Al Jazeera's Harriet Martin, reporting from the capital Khartoum, said that the move marked a shift in direction from the government.
"It started implementing a six-month-old peace agreement with the South and also in recent weeks announced it would hold direct talks with a rebel group on its southern border," Martin said.
She said the reason for the change was because of the economic impact South Sudan had felt since it split from Sudan in 2011.
"It's lost the oil dollars from the South and that means that this government is facing a very bumpy, at least in the short term, economic future and it seems that by announcing now a sincere need for a political dialogue which will include all groups, it’s trying to avoid a bumpy political future as well," said our correspondent.
Bashir's statement elaborated on an offer made last week by Vice President Ali Osman Taha, who reached out to rebels in South Kordofan and Blue Nile states as well as to opposition political parties, whom he invited to join a constitutional dialogue.

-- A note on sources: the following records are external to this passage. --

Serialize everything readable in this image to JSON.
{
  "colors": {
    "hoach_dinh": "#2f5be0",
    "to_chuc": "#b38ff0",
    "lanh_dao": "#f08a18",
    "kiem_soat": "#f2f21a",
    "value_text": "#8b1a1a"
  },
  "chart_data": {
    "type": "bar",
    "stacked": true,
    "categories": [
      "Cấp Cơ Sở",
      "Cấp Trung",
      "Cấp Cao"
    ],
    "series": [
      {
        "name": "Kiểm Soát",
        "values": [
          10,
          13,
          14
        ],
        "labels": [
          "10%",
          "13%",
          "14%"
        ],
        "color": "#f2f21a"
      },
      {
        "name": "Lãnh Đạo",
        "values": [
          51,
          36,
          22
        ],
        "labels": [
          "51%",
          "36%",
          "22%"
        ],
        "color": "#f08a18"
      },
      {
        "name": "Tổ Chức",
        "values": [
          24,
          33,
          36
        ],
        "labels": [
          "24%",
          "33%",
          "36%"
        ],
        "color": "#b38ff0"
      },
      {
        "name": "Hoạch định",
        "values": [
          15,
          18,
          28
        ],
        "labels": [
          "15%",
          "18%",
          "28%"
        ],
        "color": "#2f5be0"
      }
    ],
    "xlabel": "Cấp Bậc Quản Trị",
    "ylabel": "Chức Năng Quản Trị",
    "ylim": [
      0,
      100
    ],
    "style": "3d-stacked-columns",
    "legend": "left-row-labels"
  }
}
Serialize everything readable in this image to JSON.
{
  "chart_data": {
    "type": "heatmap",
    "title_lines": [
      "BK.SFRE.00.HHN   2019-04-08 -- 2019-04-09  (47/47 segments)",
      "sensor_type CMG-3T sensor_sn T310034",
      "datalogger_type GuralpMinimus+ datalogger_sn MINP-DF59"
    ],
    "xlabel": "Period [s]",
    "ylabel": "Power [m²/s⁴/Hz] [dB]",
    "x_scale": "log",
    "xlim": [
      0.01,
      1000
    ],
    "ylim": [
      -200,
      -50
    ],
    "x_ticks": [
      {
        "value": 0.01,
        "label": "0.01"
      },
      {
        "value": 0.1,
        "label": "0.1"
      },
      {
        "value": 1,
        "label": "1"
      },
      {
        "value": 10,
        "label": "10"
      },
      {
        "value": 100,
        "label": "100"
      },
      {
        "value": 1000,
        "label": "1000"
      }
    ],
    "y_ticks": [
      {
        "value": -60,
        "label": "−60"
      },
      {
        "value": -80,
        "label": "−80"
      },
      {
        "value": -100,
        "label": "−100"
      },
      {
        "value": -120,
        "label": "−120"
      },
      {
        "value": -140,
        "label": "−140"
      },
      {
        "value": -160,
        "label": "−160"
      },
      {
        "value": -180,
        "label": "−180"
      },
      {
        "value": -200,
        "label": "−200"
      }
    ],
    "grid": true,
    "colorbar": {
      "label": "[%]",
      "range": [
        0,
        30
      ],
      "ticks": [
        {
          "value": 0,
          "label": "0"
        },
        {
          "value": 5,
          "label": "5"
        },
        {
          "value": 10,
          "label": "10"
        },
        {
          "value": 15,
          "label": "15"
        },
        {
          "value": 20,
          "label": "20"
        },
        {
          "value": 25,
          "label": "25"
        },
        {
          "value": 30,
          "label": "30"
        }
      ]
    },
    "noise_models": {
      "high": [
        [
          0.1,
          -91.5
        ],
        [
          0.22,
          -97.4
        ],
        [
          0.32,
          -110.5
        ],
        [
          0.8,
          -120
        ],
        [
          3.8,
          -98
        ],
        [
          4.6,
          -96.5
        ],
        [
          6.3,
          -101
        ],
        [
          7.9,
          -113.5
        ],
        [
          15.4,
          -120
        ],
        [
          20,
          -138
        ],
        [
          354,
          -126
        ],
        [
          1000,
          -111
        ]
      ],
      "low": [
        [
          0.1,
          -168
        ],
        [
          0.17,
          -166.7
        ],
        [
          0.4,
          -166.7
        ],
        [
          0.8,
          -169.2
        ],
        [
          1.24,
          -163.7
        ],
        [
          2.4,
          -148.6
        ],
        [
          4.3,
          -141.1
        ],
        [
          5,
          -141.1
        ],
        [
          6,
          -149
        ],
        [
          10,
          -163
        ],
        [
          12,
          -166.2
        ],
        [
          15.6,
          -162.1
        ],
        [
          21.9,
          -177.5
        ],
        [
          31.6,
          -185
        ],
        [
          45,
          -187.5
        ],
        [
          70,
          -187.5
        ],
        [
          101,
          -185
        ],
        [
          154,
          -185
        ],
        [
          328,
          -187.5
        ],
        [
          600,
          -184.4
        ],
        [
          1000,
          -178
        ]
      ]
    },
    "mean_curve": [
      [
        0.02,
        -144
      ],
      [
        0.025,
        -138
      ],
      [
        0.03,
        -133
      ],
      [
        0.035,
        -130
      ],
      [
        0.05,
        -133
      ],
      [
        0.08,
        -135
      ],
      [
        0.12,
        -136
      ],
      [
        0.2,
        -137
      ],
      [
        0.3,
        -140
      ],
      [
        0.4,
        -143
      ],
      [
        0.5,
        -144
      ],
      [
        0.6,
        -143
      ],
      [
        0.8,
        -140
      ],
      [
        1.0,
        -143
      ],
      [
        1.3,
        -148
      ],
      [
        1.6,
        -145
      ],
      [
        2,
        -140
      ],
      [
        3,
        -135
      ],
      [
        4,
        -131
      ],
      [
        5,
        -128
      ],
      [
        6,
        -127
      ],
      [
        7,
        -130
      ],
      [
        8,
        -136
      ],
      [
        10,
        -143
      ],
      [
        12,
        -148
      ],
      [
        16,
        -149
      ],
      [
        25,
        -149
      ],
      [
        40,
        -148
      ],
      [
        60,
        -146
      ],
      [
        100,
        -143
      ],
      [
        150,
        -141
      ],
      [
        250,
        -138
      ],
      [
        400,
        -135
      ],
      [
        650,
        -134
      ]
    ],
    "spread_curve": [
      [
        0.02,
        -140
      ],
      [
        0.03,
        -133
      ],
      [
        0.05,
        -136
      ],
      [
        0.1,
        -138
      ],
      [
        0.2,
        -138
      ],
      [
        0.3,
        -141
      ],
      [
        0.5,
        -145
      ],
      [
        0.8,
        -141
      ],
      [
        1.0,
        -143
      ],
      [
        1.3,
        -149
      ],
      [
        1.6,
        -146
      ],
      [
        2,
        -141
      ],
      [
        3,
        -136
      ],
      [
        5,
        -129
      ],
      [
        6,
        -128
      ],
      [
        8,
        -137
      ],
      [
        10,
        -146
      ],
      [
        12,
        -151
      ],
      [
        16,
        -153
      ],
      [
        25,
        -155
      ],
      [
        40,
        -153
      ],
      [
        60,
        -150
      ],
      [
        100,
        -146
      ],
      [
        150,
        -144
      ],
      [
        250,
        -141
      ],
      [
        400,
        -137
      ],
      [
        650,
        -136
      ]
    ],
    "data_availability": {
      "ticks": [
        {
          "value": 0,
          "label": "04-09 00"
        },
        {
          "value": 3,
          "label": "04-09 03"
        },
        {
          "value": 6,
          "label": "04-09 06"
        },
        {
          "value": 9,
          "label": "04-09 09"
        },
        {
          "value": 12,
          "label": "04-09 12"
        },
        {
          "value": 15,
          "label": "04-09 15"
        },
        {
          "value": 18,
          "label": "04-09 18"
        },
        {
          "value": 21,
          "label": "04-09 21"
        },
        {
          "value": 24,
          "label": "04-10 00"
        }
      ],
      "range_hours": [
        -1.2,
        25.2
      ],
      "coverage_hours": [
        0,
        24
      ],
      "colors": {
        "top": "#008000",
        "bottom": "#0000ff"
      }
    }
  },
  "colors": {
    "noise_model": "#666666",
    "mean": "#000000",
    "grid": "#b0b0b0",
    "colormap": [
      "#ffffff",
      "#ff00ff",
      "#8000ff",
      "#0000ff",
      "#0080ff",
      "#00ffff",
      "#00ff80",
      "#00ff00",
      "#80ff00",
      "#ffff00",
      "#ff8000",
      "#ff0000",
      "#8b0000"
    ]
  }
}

The alliance of opposition parties and the rebel Sudan People's Liberation Movement-North (SPLM-N) rejected the vice president's call.
Eight days ago, the leader of the alliance, Farouk Abu Issa, said three opposition members were detained after police forcibly dispersed a rally demanding the release of six other regime opponents held for several weeks.
The six were detained for their connection with a conference in Uganda's capital, Kampala, which led to a charter for toppling Bashir's 24-year regime.
US-based Human Rights Watch in February said the six should be charged or released.
At a rare news conference last week, Vice President Taha suggested that as relations with South Sudan improve, there is a less restrictive political atmosphere within Sudan.
But Issa said his call for dialogue was "the same line".
Bashir Adam Rahma, foreign relations secretary of the Popular Congress opposition party, said the government "junta" has a history of calling for dialogue "on their own terms".
Sudan needs a new constitution to replace the 2005 document based on a peace agreement which ended a 23-year civil war and led to South Sudan's separation in July 2011.
Singling out the SPLM-N chairman and his deputy, Taha called on "opposition parties and Malik Agar and Abdel Aziz Al-Hilu to take part in writing the new constitution".
Agar told the AFP news agency that Taha had misled the public by inviting rebels for talks.
The rebel chief instead called for dialogue under a UN Security Council resolution.
Bashir's government had long rejected negotiations with the rebels who have been fighting for almost two years in South Kordofan and Blue Nile states.